Shelvacu (Apr 15 2025 at 04:43):

Okay I was able to fix it, and from that extract what I think is an actual reproduction of the issue:

def theSize : Nat := 1

def make (x : UInt8) : Vector UInt8 theSize := Vector.singleton x

def access (data : Vector UInt8 theSize) : UInt8 := data[0]

theorem cccc (x : UInt8) : x = access (make x) := by
  simp [access, make]
  -- look at this proof state
  simp [theSize]
x : UInt8
⊢ x = { toArray := #[x], size_toArray := ⋯ }[0]

there's no mention of theSize, but it's secretly still there wreaking havok. pp.explicit was able to show it, thank you.

Shelvacu (Apr 15 2025 at 04:45):

Kyle Miller said:

How did you come across using Array.instGetElemNatLtSize as something to unfold?

roughly: I know the var[idx] desugars to a function call, and I probably want to unfold that function call (because nothing else was working), and then from there I was able to dig through the docs and find the right instance

Shelvacu (Apr 15 2025 at 04:48):

At a more general level, I come from a programming background, not a math background, and I've definitely been kinda throwing stuff at the wall and seeing what sticks when it comes to proofs.

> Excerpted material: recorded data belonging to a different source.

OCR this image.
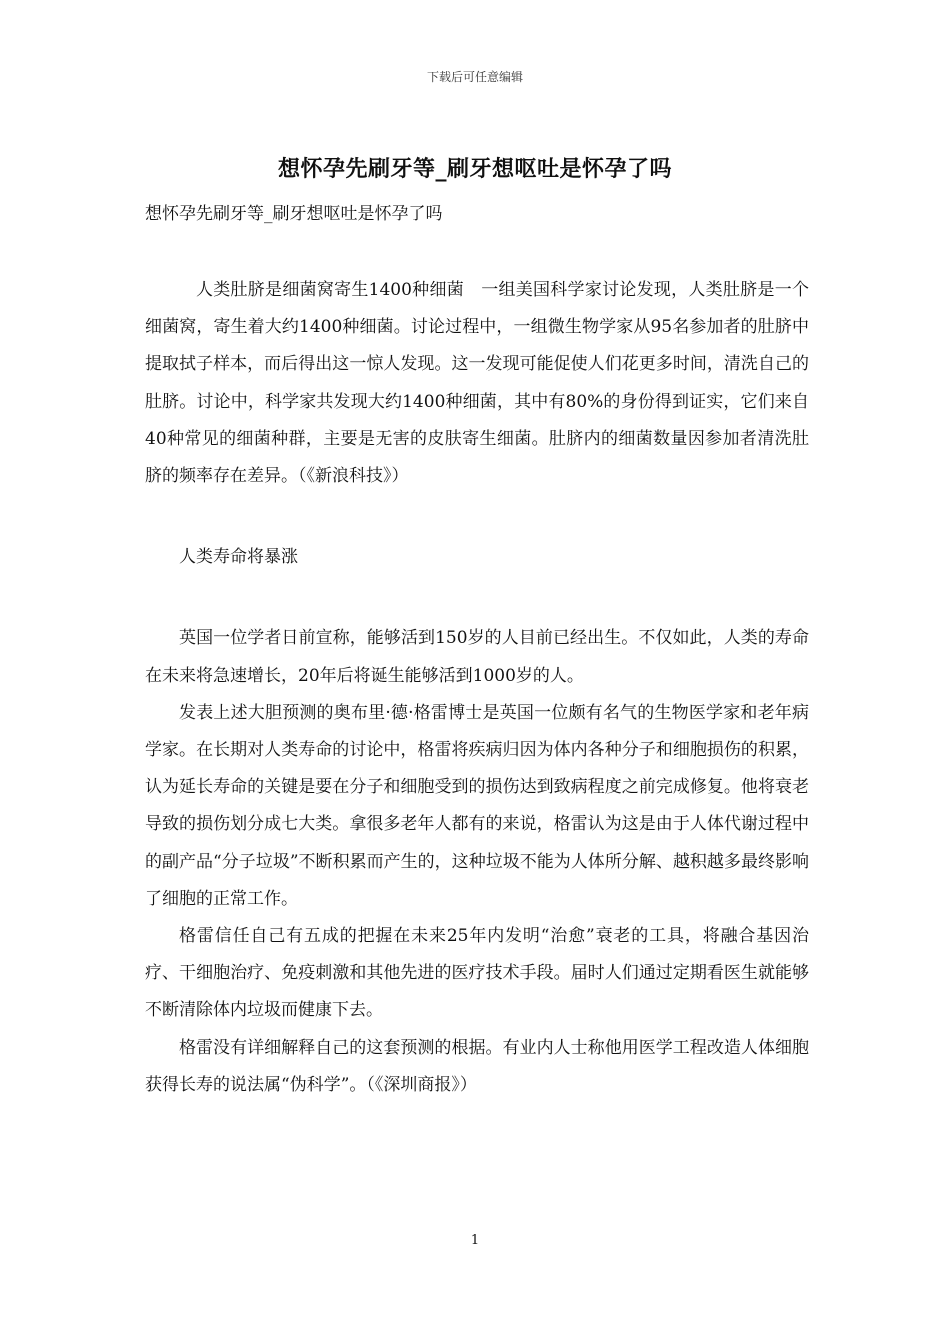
下载后可任意编辑
想怀孕先刷牙等_刷牙想呕吐是怀孕了吗
想怀孕先刷牙等_刷牙想呕吐是怀孕了吗

人类肚脐是细菌窝寄生1400种细菌　一组美国科学家讨论发现，人类肚脐是一个细菌窝，寄生着大约1400种细菌。讨论过程中，一组微生物学家从95名参加者的肚脐中提取拭子样本，而后得出这一惊人发现。这一发现可能促使人们花更多时间，清洗自己的肚脐。讨论中，科学家共发现大约1400种细菌，其中有80%的身份得到证实，它们来自40种常见的细菌种群，主要是无害的皮肤寄生细菌。肚脐内的细菌数量因参加者清洗肚脐的频率存在差异。（《新浪科技》）

人类寿命将暴涨

英国一位学者日前宣称，能够活到150岁的人目前已经出生。不仅如此，人类的寿命在未来将急速增长，20年后将诞生能够活到1000岁的人。

发表上述大胆预测的奥布里·德·格雷博士是英国一位颇有名气的生物医学家和老年病学家。在长期对人类寿命的讨论中，格雷将疾病归因为体内各种分子和细胞损伤的积累，认为延长寿命的关键是要在分子和细胞受到的损伤达到致病程度之前完成修复。他将衰老导致的损伤划分成七大类。拿很多老年人都有的来说，格雷认为这是由于人体代谢过程中的副产品“分子垃圾”不断积累而产生的，这种垃圾不能为人体所分解、越积越多最终影响了细胞的正常工作。

格雷信任自己有五成的把握在未来25年内发明“治愈”衰老的工具，将融合基因治疗、干细胞治疗、免疫刺激和其他先进的医疗技术手段。届时人们通过定期看医生就能够不断清除体内垃圾而健康下去。

格雷没有详细解释自己的这套预测的根据。有业内人士称他用医学工程改造人体细胞获得长寿的说法属“伪科学”。（《深圳商报》）

1
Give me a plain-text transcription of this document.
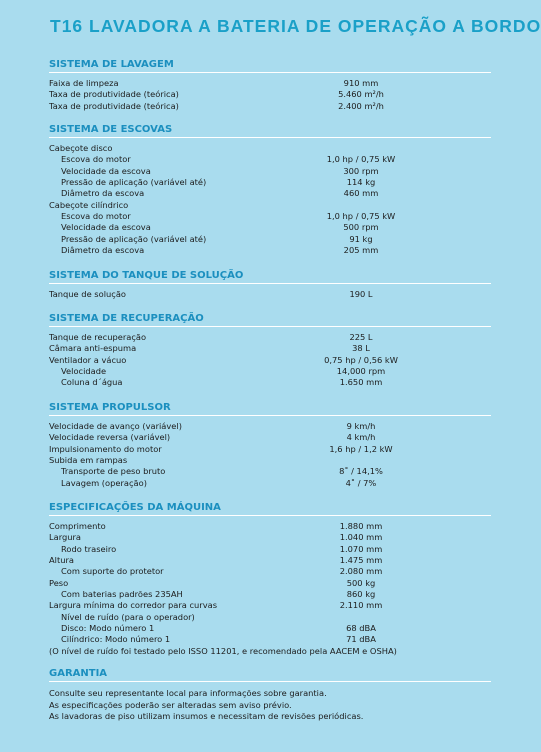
T16 LAVADORA A BATERIA DE OPERAÇÃO A BORDO
SISTEMA DE LAVAGEM
Faixa de limpeza	910 mm
Taxa de produtividade (teórica)	5.460 m²/h
Taxa de produtividade (teórica)	2.400 m²/h
SISTEMA DE ESCOVAS
Cabeçote disco
Escova do motor	1,0 hp / 0,75 kW
Velocidade da escova	300 rpm
Pressão de aplicação (variável até)	114 kg
Diâmetro da escova	460 mm
Cabeçote cilíndrico
Escova do motor	1,0 hp / 0,75 kW
Velocidade da escova	500 rpm
Pressão de aplicação (variável até)	91 kg
Diâmetro da escova	205 mm
SISTEMA DO TANQUE DE SOLUÇÃO
Tanque de solução	190 L
SISTEMA DE RECUPERAÇÃO
Tanque de recuperação	225 L
Câmara anti-espuma	38 L
Ventilador a vácuo	0,75 hp / 0,56 kW
Velocidade	14,000 rpm
Coluna d´água	1.650 mm
SISTEMA PROPULSOR
Velocidade de avanço (variável)	9 km/h
Velocidade reversa (variável)	4 km/h
Impulsionamento do motor	1,6 hp / 1,2 kW
Subida em rampas
Transporte de peso bruto	8˚ / 14,1%
Lavagem (operação)	4˚ / 7%
ESPECIFICAÇÕES DA MÁQUINA
Comprimento	1.880 mm
Largura	1.040 mm
Rodo traseiro	1.070 mm
Altura	1.475 mm
Com suporte do protetor	2.080 mm
Peso	500 kg
Com baterias padrões 235AH	860 kg
Largura mínima do corredor para curvas	2.110 mm
Nível de ruído (para o operador)
Disco: Modo número 1	68 dBA
Cilíndrico: Modo número 1	71 dBA
(O nível de ruído foi testado pelo ISSO 11201, e recomendado pela AACEM e OSHA)
GARANTIA
Consulte seu representante local para informações sobre garantia.
As especificações poderão ser alteradas sem aviso prévio.
As lavadoras de piso utilizam insumos e necessitam de revisões periódicas.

Shelvacu (Apr 15 2025 at 04:50):

congr also works, though I don't understand why

Kyle Miller (Apr 15 2025 at 04:57):

Fun fact: rfl still works there.

theorem cccc (x : UInt8) : x = access (make x) := by rfl

Kyle Miller (Apr 15 2025 at 05:00):

Shelvacu said:

and then from there I was able to dig through the docs and find the right instance

Ok, I was curious if some AI system was leading you astray.

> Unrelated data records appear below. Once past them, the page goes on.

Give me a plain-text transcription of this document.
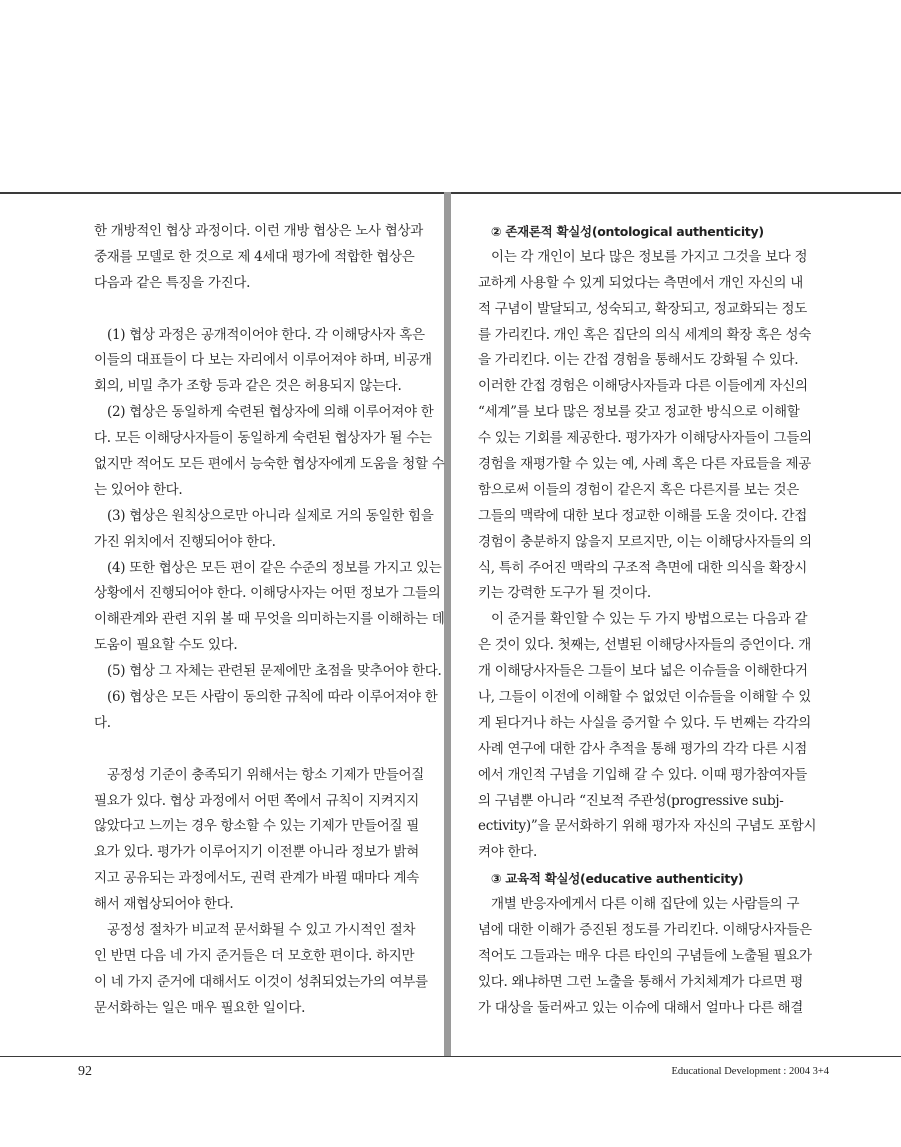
한 개방적인 협상 과정이다. 이런 개방 협상은 노사 협상과
중재를 모델로 한 것으로 제 4세대 평가에 적합한 협상은
다음과 같은 특징을 가진다.
(1) 협상 과정은 공개적이어야 한다. 각 이해당사자 혹은
이들의 대표들이 다 보는 자리에서 이루어져야 하며, 비공개
회의, 비밀 추가 조항 등과 같은 것은 허용되지 않는다.
(2) 협상은 동일하게 숙련된 협상자에 의해 이루어져야 한
다. 모든 이해당사자들이 동일하게 숙련된 협상자가 될 수는
없지만 적어도 모든 편에서 능숙한 협상자에게 도움을 청할 수
는 있어야 한다.
(3) 협상은 원칙상으로만 아니라 실제로 거의 동일한 힘을
가진 위치에서 진행되어야 한다.
(4) 또한 협상은 모든 편이 같은 수준의 정보를 가지고 있는
상황에서 진행되어야 한다. 이해당사자는 어떤 정보가 그들의
이해관계와 관련 지위 볼 때 무엇을 의미하는지를 이해하는 데
도움이 필요할 수도 있다.
(5) 협상 그 자체는 관련된 문제에만 초점을 맞추어야 한다.
(6) 협상은 모든 사람이 동의한 규칙에 따라 이루어져야 한
다.
공정성 기준이 충족되기 위해서는 항소 기제가 만들어질
필요가 있다. 협상 과정에서 어떤 쪽에서 규칙이 지켜지지
않았다고 느끼는 경우 항소할 수 있는 기제가 만들어질 필
요가 있다. 평가가 이루어지기 이전뿐 아니라 정보가 밝혀
지고 공유되는 과정에서도, 권력 관계가 바뀔 때마다 계속
해서 재협상되어야 한다.
공정성 절차가 비교적 문서화될 수 있고 가시적인 절차
인 반면 다음 네 가지 준거들은 더 모호한 편이다. 하지만
이 네 가지 준거에 대해서도 이것이 성취되었는가의 여부를
문서화하는 일은 매우 필요한 일이다.
② 존재론적 확실성(ontological authenticity)
이는 각 개인이 보다 많은 정보를 가지고 그것을 보다 정
교하게 사용할 수 있게 되었다는 측면에서 개인 자신의 내
적 구념이 발달되고, 성숙되고, 확장되고, 정교화되는 정도
를 가리킨다. 개인 혹은 집단의 의식 세계의 확장 혹은 성숙
을 가리킨다. 이는 간접 경험을 통해서도 강화될 수 있다.
이러한 간접 경험은 이해당사자들과 다른 이들에게 자신의
“세계”를 보다 많은 정보를 갖고 정교한 방식으로 이해할
수 있는 기회를 제공한다. 평가자가 이해당사자들이 그들의
경험을 재평가할 수 있는 예, 사례 혹은 다른 자료들을 제공
함으로써 이들의 경험이 같은지 혹은 다른지를 보는 것은
그들의 맥락에 대한 보다 정교한 이해를 도울 것이다. 간접
경험이 충분하지 않을지 모르지만, 이는 이해당사자들의 의
식, 특히 주어진 맥락의 구조적 측면에 대한 의식을 확장시
키는 강력한 도구가 될 것이다.
이 준거를 확인할 수 있는 두 가지 방법으로는 다음과 같
은 것이 있다. 첫째는, 선별된 이해당사자들의 증언이다. 개
개 이해당사자들은 그들이 보다 넓은 이슈들을 이해한다거
나, 그들이 이전에 이해할 수 없었던 이슈들을 이해할 수 있
게 된다거나 하는 사실을 증거할 수 있다. 두 번째는 각각의
사례 연구에 대한 감사 추적을 통해 평가의 각각 다른 시점
에서 개인적 구념을 기입해 갈 수 있다. 이때 평가참여자들
의 구념뿐 아니라 “진보적 주관성(progressive subj-
ectivity)”을 문서화하기 위해 평가자 자신의 구념도 포함시
켜야 한다.
③ 교육적 확실성(educative authenticity)
개별 반응자에게서 다른 이해 집단에 있는 사람들의 구
념에 대한 이해가 증진된 정도를 가리킨다. 이해당사자들은
적어도 그들과는 매우 다른 타인의 구념들에 노출될 필요가
있다. 왜냐하면 그런 노출을 통해서 가치체계가 다르면 평
가 대상을 둘러싸고 있는 이슈에 대해서 얼마나 다른 해결
92	Educational Development : 2004 3+4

In the future, unfolding instances alone is usually not helpful. Mathlib has unfold_projs that sometimes illuminates some things. It unfolds projections of instances, which can bring you towards understanding definitions.

Kyle Miller (Apr 15 2025 at 05:01):

Did you do congr and not congr!? These are different tactics. (One day I hope congr! will be upstreamed into congr.)

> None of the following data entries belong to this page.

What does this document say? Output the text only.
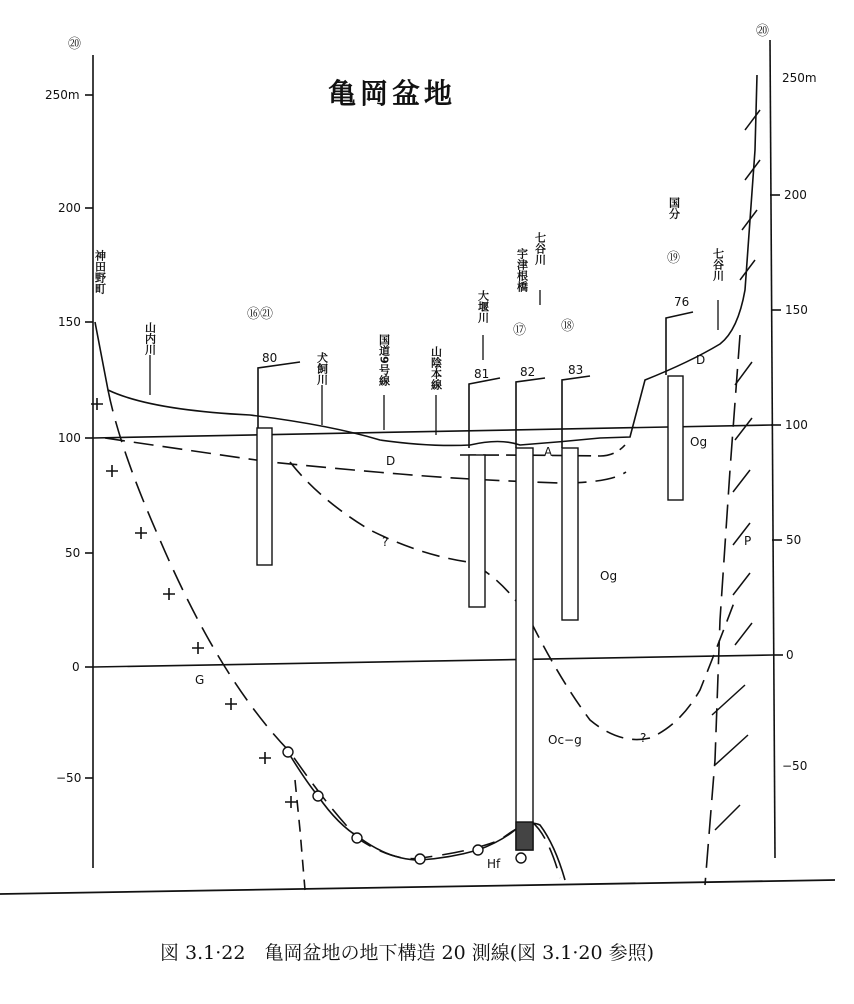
亀岡盆地
⑳
250m
200
150
100
50
0
−50
⑳
250m
200
150
100
50
0
−50
神田野町
山内川
犬飼川	国道9号線	山陰本線
大堰川
宇津根橋 七谷川
国分
七谷川
⑯㉑
80
81
⑰
82
⑱
83
⑲
76
D
D
A
Og
Og
Oc−g
P
G
Hf
?
?
図 3.1·22　亀岡盆地の地下構造 20 測線(図 3.1·20 参照)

I think it works here because rfl works, so it's not doing anything special.

Shelvacu (Apr 15 2025 at 05:03):

I tried both, they both solve it.

Kyle Miller (Apr 15 2025 at 05:05):

There's a debugging flag here, and "no passes succeeded" followed by "Dispatched goal by post-processing step." pretty much means we can assume that congr! succeeds because it tries rfl.

set_option trace.congr! true
theorem cccc (x : UInt8) : x = access (make x) := by
  congr!
/-
[congr!] Default smartHCongr? failed, trying LHS/RHS method
[congr!] trying to apply congr lemma ∀ (data data' : Vector UInt8 theSize), data = data' → HEq (access data) (access data')
[congr!] failed to apply congr lemma ▶
[congr!] no passes succeeded
[congr!] Dispatched goal by post-processing step.
-/

Kyle Miller (Apr 15 2025 at 05:12):

(My suggestion of congr! makes more sense when there are things that look like they should be equal but aren't for some hidden reason. It's not useful here.)